Roughly a year ago, to the day, Google researchers announced their artificial intelligence, AlphaGo, had mastered the ancient game of Go. At the time, Discover wrote that there was still one game that gave computers fits: poker.
Late Monday night, a computer program designed by two Carnegie Mellon University researchers beat four of the world’s top no-limit Texas Hold’em poker players. The algorithm, named Libratus by its creators, collected more than $1.5 million in chips after a marathon 20-day tournament in Pittsburgh. The victory comes only two years after the same researchers’ algorithm failed to beat human players.
In the past few decades, computer scientists’ algorithms have surpassed human prowess in checkers, chess, Scrabble, Jeopardy! and Go—our biological dominance in recreational pastimes is dwindling. But board games are played with a finite set of moves, the rules are clear-cut and your opponent’s strategy unfolds on the board. Computers are well-adapted to sort through and make the most optimal choices in these logical, rules-based games.
Poker was seen as a stronghold for human minds because it relies heavily on “imperfect intelligence”—we don’t know which cards our opponents hold, and the number of possible moves is so large it defies calculation. In addition, divining an opponent’s next move relies heavily on psychology. The best players have refined bluffing into an art form, but computers don’t fare very well when asked to intuit how humans will react.
These hurdles were obviously no match for the improved algorithm designed by Tuomas Sandholm and Noam Brown. While they haven’t yet released the specific details of their program, it seems that they relied on the well-worn tactic of “training.” Libratus ran trillions of simulated poker games, building its skills through trial and error, until it discovered an optimal, winning strategy. This allowed the AI to learn the nuances of bluffing and calling all by itself, and meant that it could learn from its mistakes.
“The best AI’s ability to do strategic reasoning with imperfect information has now surpassed that of the best humans,” Sandholm said in a statement.

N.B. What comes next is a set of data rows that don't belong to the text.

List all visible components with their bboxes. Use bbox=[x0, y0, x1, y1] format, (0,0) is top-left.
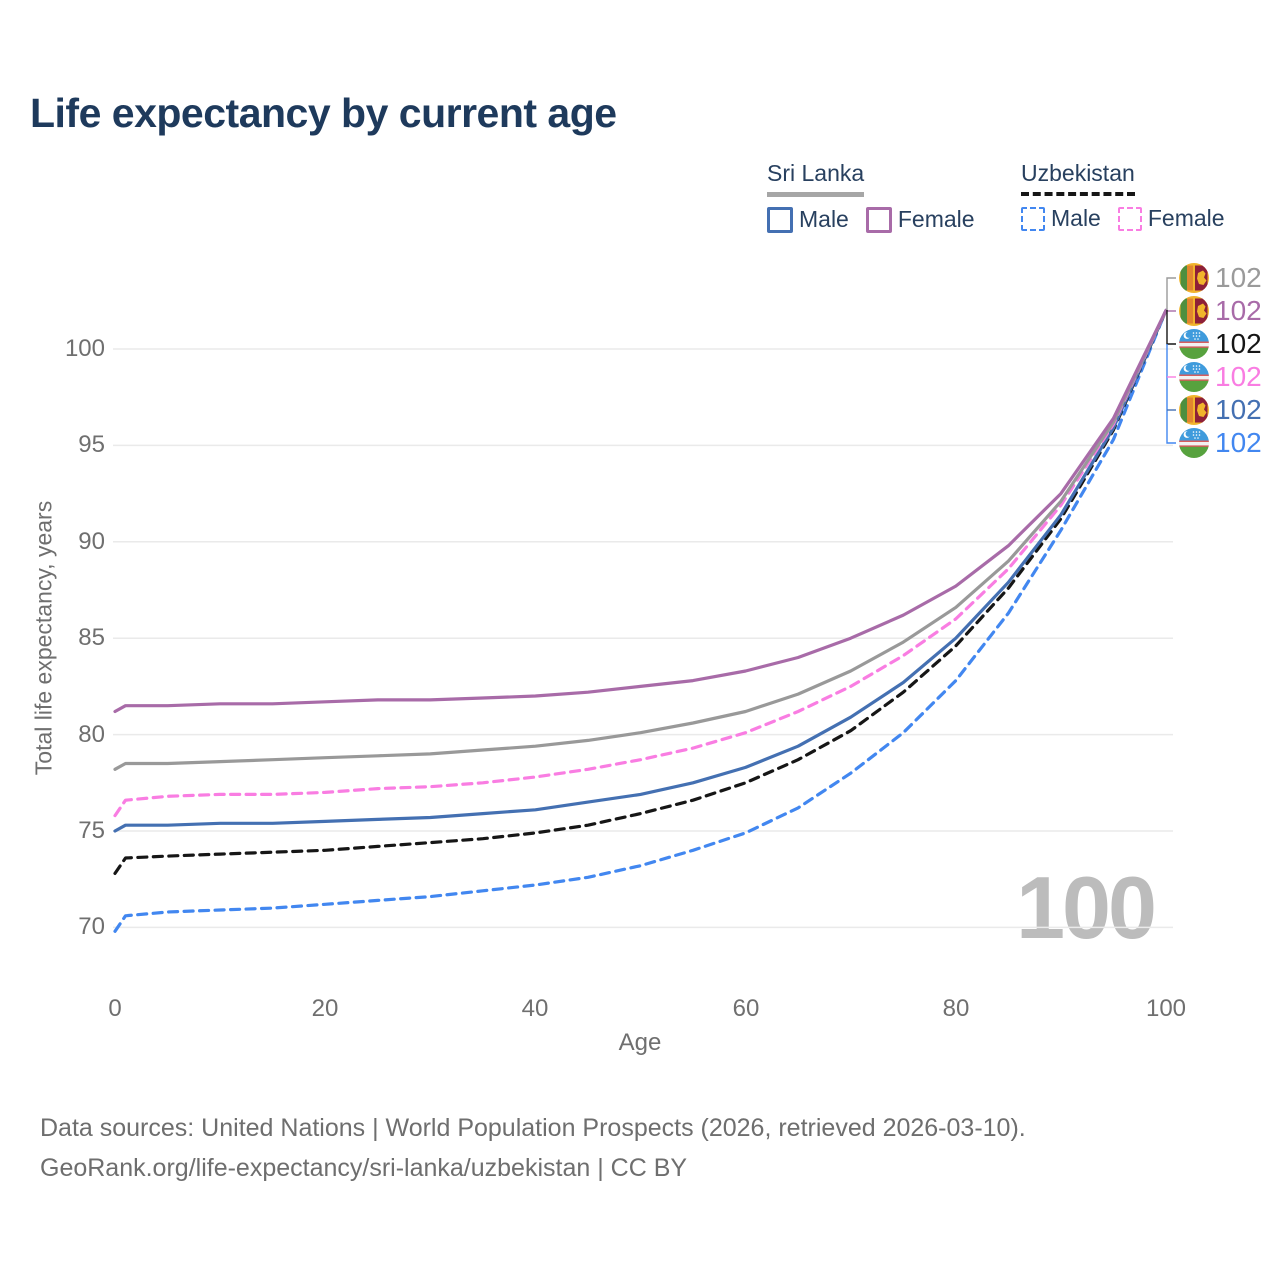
y-tick-label-85: 85 bbox=[78, 624, 105, 651]
sri-lanka-flag-icon bbox=[1179, 296, 1209, 326]
x-tick-label-60: 60 bbox=[732, 995, 760, 1022]
legend-items-uzbekistan: Male Female bbox=[1021, 205, 1225, 232]
uzbekistan-flag-icon bbox=[1179, 329, 1209, 359]
leader-line bbox=[1166, 277, 1176, 310]
end-label-value: 102 bbox=[1215, 361, 1262, 392]
end-label-sri-lanka-female: 102 bbox=[1179, 296, 1262, 326]
leader-line bbox=[1166, 344, 1176, 444]
footer-link: GeoRank.org/life-expectancy/sri-lanka/uz… bbox=[40, 1154, 688, 1182]
x-tick-label-20: 20 bbox=[311, 995, 339, 1022]
series-line-sri-lanka-male[interactable] bbox=[113, 308, 1168, 833]
checkbox-icon[interactable] bbox=[1117, 206, 1142, 231]
legend-item-sri-lanka-male[interactable]: Male bbox=[767, 206, 849, 233]
x-tick-label-0: 0 bbox=[108, 995, 122, 1022]
x-tick-label-100: 100 bbox=[1145, 995, 1187, 1022]
end-label-value: 102 bbox=[1215, 295, 1262, 326]
series-line-uzbekistan[interactable] bbox=[113, 308, 1168, 876]
legend-item-label: Male bbox=[1051, 205, 1101, 231]
legend-item-uzbekistan-female[interactable]: Female bbox=[1117, 205, 1225, 232]
y-tick-label-80: 80 bbox=[78, 721, 105, 748]
legend-item-sri-lanka-female[interactable]: Female bbox=[865, 206, 975, 233]
legend-country-sri-lanka[interactable]: Sri Lanka bbox=[767, 160, 865, 197]
footer: Data sources: United Nations | World Pop… bbox=[40, 1108, 1026, 1188]
footer-sources: Data sources: United Nations | World Pop… bbox=[40, 1114, 1026, 1142]
series-line-sri-lanka[interactable] bbox=[113, 308, 1168, 771]
x-tick-label-40: 40 bbox=[521, 995, 549, 1022]
legend-group-uzbekistan: Uzbekistan Male Female bbox=[1021, 160, 1225, 232]
end-label-value: 102 bbox=[1215, 427, 1262, 458]
series-line-uzbekistan-male[interactable] bbox=[113, 308, 1168, 933]
legend-item-uzbekistan-male[interactable]: Male bbox=[1021, 205, 1101, 232]
legend-item-label: Female bbox=[1147, 205, 1225, 231]
end-label-uzbekistan-female: 102 bbox=[1179, 362, 1262, 392]
end-label-value: 102 bbox=[1215, 262, 1262, 293]
checkbox-icon[interactable] bbox=[865, 206, 892, 233]
checkbox-icon[interactable] bbox=[1021, 206, 1045, 231]
legend-item-label: Female bbox=[897, 206, 975, 232]
age-counter-watermark: 100 bbox=[1016, 858, 1157, 957]
leader-line bbox=[1166, 310, 1176, 345]
end-label-sri-lanka: 102 bbox=[1179, 263, 1262, 293]
end-label-uzbekistan-male: 102 bbox=[1179, 428, 1262, 458]
y-tick-label-75: 75 bbox=[78, 817, 105, 844]
y-tick-label-95: 95 bbox=[78, 431, 105, 458]
y-tick-label-70: 70 bbox=[78, 913, 105, 940]
uzbekistan-flag-icon bbox=[1179, 428, 1209, 458]
end-label-value: 102 bbox=[1215, 394, 1262, 425]
legend-item-label: Male bbox=[799, 206, 849, 232]
end-label-uzbekistan: 102 bbox=[1179, 329, 1262, 359]
checkbox-icon[interactable] bbox=[767, 206, 793, 233]
y-tick-label-100: 100 bbox=[64, 335, 105, 362]
x-tick-label-80: 80 bbox=[942, 995, 970, 1022]
series-line-uzbekistan-female[interactable] bbox=[113, 308, 1168, 818]
legend-country-uzbekistan[interactable]: Uzbekistan bbox=[1021, 160, 1135, 196]
sri-lanka-flag-icon bbox=[1179, 395, 1209, 425]
series-line-sri-lanka-female[interactable] bbox=[113, 308, 1168, 714]
y-tick-label-90: 90 bbox=[78, 528, 105, 555]
end-label-value: 102 bbox=[1215, 328, 1262, 359]
legend-items-sri-lanka: Male Female bbox=[767, 206, 975, 233]
x-axis-title: Age bbox=[618, 1029, 662, 1056]
uzbekistan-flag-icon bbox=[1179, 362, 1209, 392]
legend-group-sri-lanka: Sri Lanka Male Female bbox=[767, 160, 975, 233]
end-label-sri-lanka-male: 102 bbox=[1179, 395, 1262, 425]
sri-lanka-flag-icon bbox=[1179, 263, 1209, 293]
page-title: Life expectancy by current age bbox=[30, 90, 617, 136]
y-axis-title: Total life expectancy, years bbox=[30, 500, 57, 776]
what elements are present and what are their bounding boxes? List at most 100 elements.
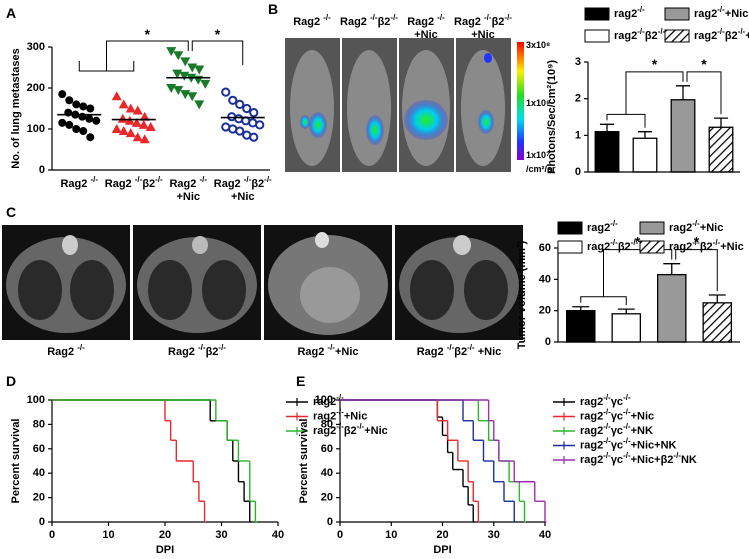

Sandholm says that the Libratus would review each day’s play every night and address the three most problematic holes in its strategy. When play began the next day, the human players were forced to try new strategies in their attempt to trick the machine. The poker pros would meet every night as well to discuss strategies, but their efforts couldn’t match the processing power of the Pittsburgh Supercomputing Center’s Bridges computer, which drew upon on the equivalent of 3,300 laptops worth of computing power.
Libratus seemed to favor large, risky bets, which initially made the human players balk. They soon learned that it was best to try and defeat the AI early on in a hand, as that’s when the most cards are unseen and uncertainty is greatest. As more cards are flipped and decisions made, the computer was able to further refine its decision making.
The algorithm isn’t limited to poker either. While this version of the program was trained specifically on the rules of Texas Hold ‘Em, it was written broadly enough that it could conceivably learn to master any situation that contains imperfect information, such as negotiations, military strategy and medical planning.
Libratus isn’t quite ready for the World Poker Tour yet. The version of the game it played only included two opponents at a time, unlike most tournaments. Games with more players compound the number of variables at play, making it significantly more difficult for a computer to choose the best course of action.
So when it comes to joining the poker table with Libratus, heed the immortal words of Kenny Rogers: Know when to walk away. Know when to run.